Dia benar-benar menjabat tangannya! Wajah Xuanba jatuh, dan dia hendak menghampiri mereka ketika Chai Shao, di sisi lain, bergegas dan meraih tangan Pei Xingyan, menjabatnya beberapa kali, dan berkata tanpa basa-basi, “Saudara Pei, jangan khawatir! Aku juga akan kembali ke Chang’an untuk melapor kali ini. Aku pasti akan mengantarkan Li bersaudara pulang dengan selamat. Jika kamu ingin menemui mereka nanti, temui saja aku.” Dengan itu, dia menarik Pei Xingyan ke tunggangannya. “Sudah larut malam. Sebaiknya kamu segera kembali, atau Tuan Muda Ketiga Yuwen akan curiga lagi!”

Pei Xingyan tahu bahwa Chai Shao benar, jadi dia tidak punya pilihan selain menaiki kudanya. Sambil menoleh, dia membungkuk pada Lingyun dan berkata, “Aku akan pergi sekarang. Jaga dirimu, Dage. Gunung-gunungnya tinggi dan sungai-sungainya panjang. Aku berharap bisa bertemu denganmu lagi segera…” Sebelum dia selesai berbicara, Chai Shao menampar pantat kuda itu, dan kuda itu meringkik panjang dan berlari kencang.

Chai Shao menatap Pei Xingyan, yang terus menatapnya kembali ke arahnya di atas kuda, menggelengkan kepalanya dan menghela nafas. Baru kemudian dia menoleh ke Lingyun dan adiknya dan dengan nada meminta maaf berkata, “Pei Da Lang masih muda dan sembrono, dan dia tidak bermaksud menyinggung. Tolong jangan tersinggung.”

Lingyun tidak memasukkan tindakan Pei Xingyan ke dalam hati, dan hanya menggelengkan kepalanya dan tertawa ketika dia mendengar apa yang dia katakan. Namun, Xuanba tidak bisa menahan diri untuk tidak mengeluh, “Dia lebih tua dariku, dan dia masih sangat ceroboh! Dia tidak hanya mematahkan busurku hari ini, tetapi jika Dage tidak datang sekarang, dia harus bertarung sampai mati dengan kakakku. Sekarang mereka tidak berkelahi, dia memegang tangan kakakku dan tidak mau melepaskannya. Mungkinkah dia ingin menjadi saudara angkat?”
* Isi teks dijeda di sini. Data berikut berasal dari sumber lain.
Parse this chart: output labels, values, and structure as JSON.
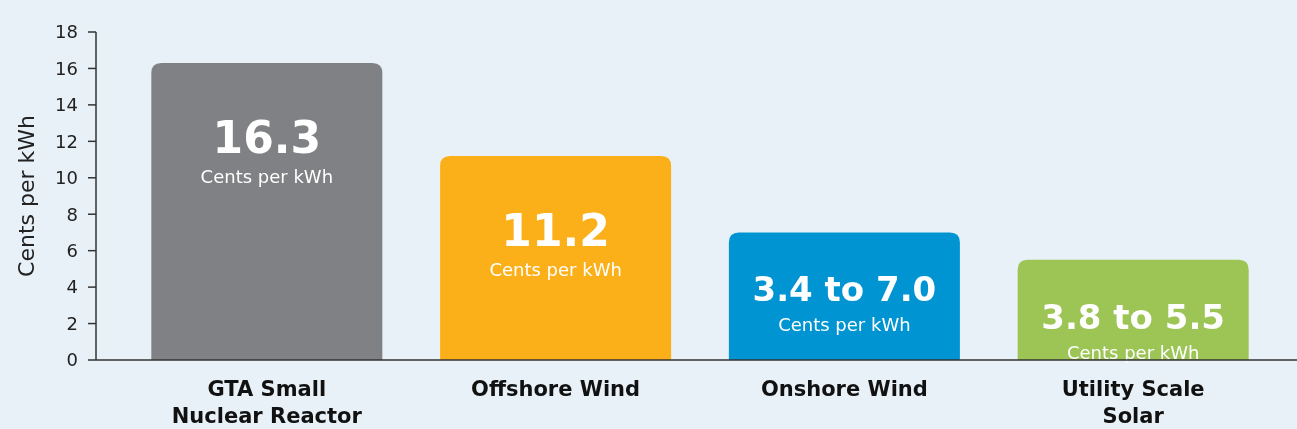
{
  "chart_data": {
    "type": "bar",
    "ylabel": "Cents per kWh",
    "categories": [
      "GTA Small Nuclear Reactor",
      "Offshore Wind",
      "Onshore Wind",
      "Utility Scale Solar"
    ],
    "values": [
      16.3,
      11.2,
      7.0,
      5.5
    ],
    "colors": [
      "#808184",
      "#fbb01a",
      "#0095d2",
      "#9cc556"
    ],
    "value_labels": [
      "16.3",
      "11.2",
      "3.4 to 7.0",
      "3.8 to 5.5"
    ],
    "annotations": [
      "Cents per kWh",
      "Cents per kWh",
      "Cents per kWh",
      "Cents per kWh"
    ],
    "ylim": [
      0,
      18
    ],
    "yticks": [
      0,
      2,
      4,
      6,
      8,
      10,
      12,
      14,
      16,
      18
    ],
    "grid": false
  }
}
Chai Shao tidak tahu bagaimana menanggapi hal ini, dan ketika Lingyun melihat betapa malunya dia, dia mengganti topik pembicaraan dan bertanya, “Mengapa Chai Da Lang datang begitu cepat hari ini?”

Chai Shao memandang Xuanba dan menghela nafas, “San Lang, kamu benar-benar membuatku tertipu kali ini!”

Xuanba segera menciutkan lehernya karena merasa bersalah dan bergumam, “Aku tidak punya pilihan selain meminta bantuan orang lain.”

Apa maksudnya? Lingyun terdiam sejenak, lalu tiba-tiba menyadari, “San Lang, kamu menipu Dage untuk membantumu mengurus dokumen?”

Xuanba tahu dia tidak bisa menyembunyikannya lagi, jadi dia hanya tertawa dan mengangguk, “Tepat sekali.” Hari-hari ini, kekhawatiran terbesarnya adalah bagaimana cara menyelesaikan dokumennya. Saat Chai Shao kembali ke Luoyang dari Chang’an untuk urusan bisnis dan datang mengunjunginya dua kali, dia bertukar pikiran dan mengatakan kepada Chai Shao bahwa Lingyun telah dihukum oleh keluarganya dan dikirim ke sebuah peternakan di Kabupaten Huxian, dan dia bahkan hanya dapat membawa beberapa pelayan yang lemah dan sakit. Dia benar-benar tidak bisa tenang dan ingin diam-diam mengirim dua orang muda dan kuat untuk mengikutinya secara diam-diam. Ini masuk akal, dan Chai Shao tidak mencurigai apa pun pada saat itu. Dia hanya bertanya-tanya mengapa dia mengikuti mereka lagi. Xuanba tidak dapat mengetahuinya dan bertanya, “Chai Dage, bagaimana kamu tahu begitu cepat bahwa aku menyelinap pergi?”

Chai Shao tersenyum pahit dan berkata, “Bukankah itu karena Nyonya Adipati mengirim seseorang untuk mencarimu?” Dia kemudian menyadari bahwa keinginannya yang hanya berpikiran tunggal untuk menebus kesalahan dengan Lingyun dan saudara-saudaranya telah menghasilkan kesalahan yang jauh lebih besar!

Wajah Xuanba tiba-tiba berubah. “Ibuku menyuruhmu membawaku kembali? Aku tidak ingin kembali!”

Chai Shao tidak bisa tidak melirik Lingyun, yang tetap tenang. Melihat Chai Shao menoleh, dia bertanya, “Apakah ibuku punya pesan atau sesuatu untuk disampaikan kepada Chai Da Lang?”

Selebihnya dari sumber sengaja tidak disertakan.